Citing a survey, the job bank said that although the fourth quarter is usually a slow season in the job market, a higher percentage of employers plan to hire in the fourth quarter than they did in the peak second and third quarters, when the ratio was 66 percent and 67 percent, respectively.
Henry Ho (何啟聖), head of the job bank's media center, said local employment was affected by the pandemic in the second and third quarters, and hiring was postponed to the fourth quarter.
In Taiwan, many employees prefer not to change jobs in the fourth quarter of the year, before year-end bonuses are paid, while recruitment usually spikes in the second and third quarters as first-time jobseekers jump into the market, the job bank said.
According to the survey, among the 70 percent employers who are planning to hire in the fourth quarter, those in the construction and property industry seem most eager, as the housing market has been showing signs of improving.
In September, transactions of homes, shops, offices and factories in Taiwan rose more than 36 percent from a year earlier to 243,000 units, the job bank said.

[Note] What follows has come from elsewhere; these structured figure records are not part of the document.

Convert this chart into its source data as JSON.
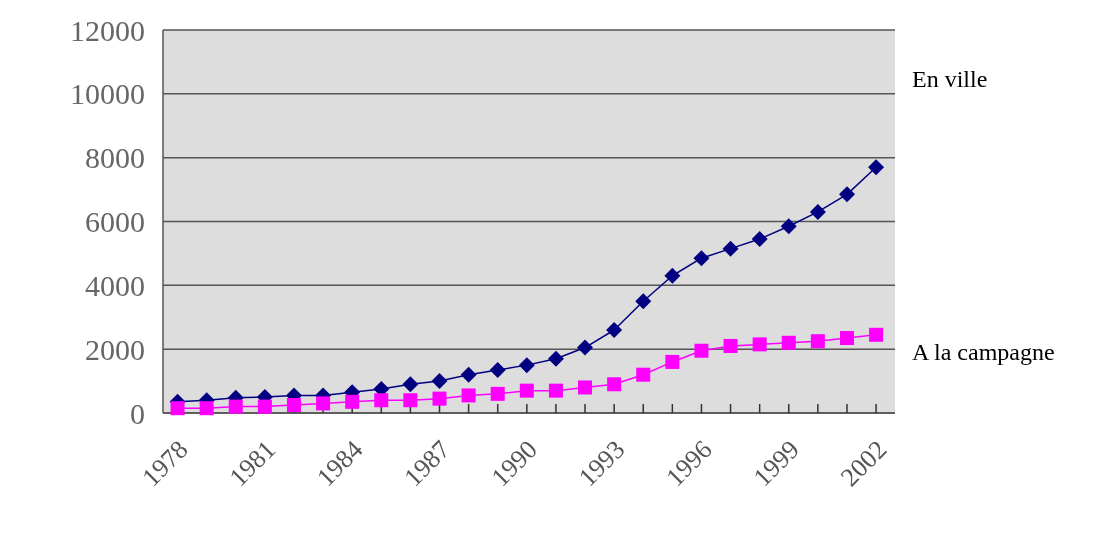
{
  "chart_data": {
    "type": "line",
    "x": [
      1978,
      1979,
      1980,
      1981,
      1982,
      1983,
      1984,
      1985,
      1986,
      1987,
      1988,
      1989,
      1990,
      1991,
      1992,
      1993,
      1994,
      1995,
      1996,
      1997,
      1998,
      1999,
      2000,
      2001,
      2002
    ],
    "series": [
      {
        "name": "En ville",
        "color": "#000080",
        "marker": "diamond",
        "values": [
          350,
          400,
          480,
          500,
          550,
          550,
          650,
          750,
          900,
          1000,
          1200,
          1350,
          1500,
          1700,
          2050,
          2600,
          3500,
          4300,
          4850,
          5150,
          5450,
          5850,
          6300,
          6850,
          7700
        ]
      },
      {
        "name": "A la campagne",
        "color": "#ff00ff",
        "marker": "square",
        "values": [
          150,
          150,
          200,
          200,
          250,
          300,
          350,
          400,
          400,
          450,
          550,
          600,
          700,
          700,
          800,
          900,
          1200,
          1600,
          1950,
          2100,
          2150,
          2200,
          2250,
          2350,
          2450
        ]
      }
    ],
    "xlim": [
      1977.5,
      2002.65
    ],
    "xticks": [
      1978,
      {
        "value": 1979,
        "label": null
      },
      {
        "value": 1980,
        "label": null
      },
      1981,
      {
        "value": 1982,
        "label": null
      },
      {
        "value": 1983,
        "label": null
      },
      1984,
      {
        "value": 1985,
        "label": null
      },
      {
        "value": 1986,
        "label": null
      },
      1987,
      {
        "value": 1988,
        "label": null
      },
      {
        "value": 1989,
        "label": null
      },
      1990,
      {
        "value": 1991,
        "label": null
      },
      {
        "value": 1992,
        "label": null
      },
      1993,
      {
        "value": 1994,
        "label": null
      },
      {
        "value": 1995,
        "label": null
      },
      1996,
      {
        "value": 1997,
        "label": null
      },
      {
        "value": 1998,
        "label": null
      },
      1999,
      {
        "value": 2000,
        "label": null
      },
      {
        "value": 2001,
        "label": null
      },
      2002
    ],
    "ylim": [
      0,
      12000
    ],
    "yticks": [
      0,
      2000,
      4000,
      6000,
      8000,
      10000,
      12000
    ],
    "grid": "y"
  }
}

The poll also showed that employers in the service sector, in particular restaurant operators, are also keen to recruit new workers, as domestic consumption has been increasing since the government issued NT$50 billion (US$1.72 billion) in stimulus vouchers to citizens in July to help alleviate the economic impact of the pandemic.
In the information and communications technology industry, employers are looking to hire in the fourth quarter, given Taiwan's entry into the 5G era, Ho said.

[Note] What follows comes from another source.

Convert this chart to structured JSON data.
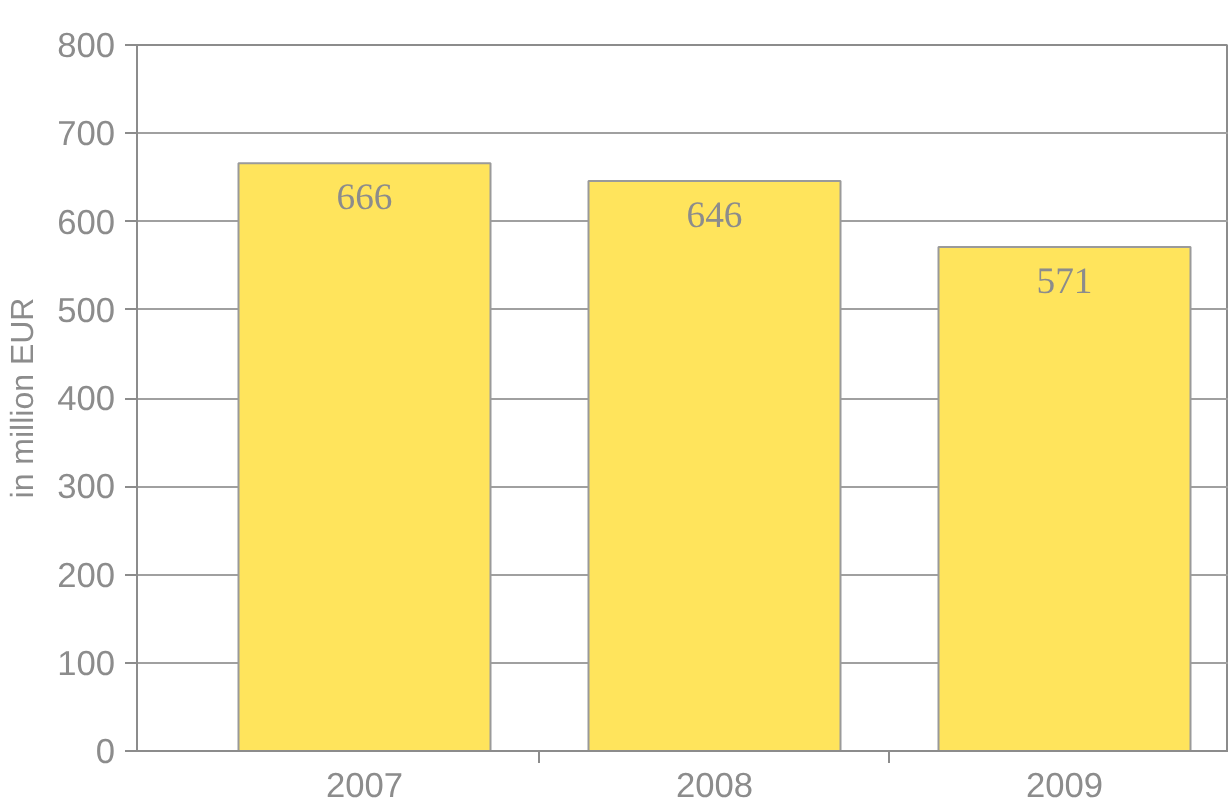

The emerging technology has created new jobs in a wide range of segments such as semiconductors, small base stations, the Internet of Things, smart machinery and long distance medical care, he said.
While manpower demand is rising, however, 73 percent of employers in Taiwan are worried about finding the right workers for their businesses, according to the poll.
The survey, conducted Oct. 12-16, collected 874 valid questionnaires, the job bank said.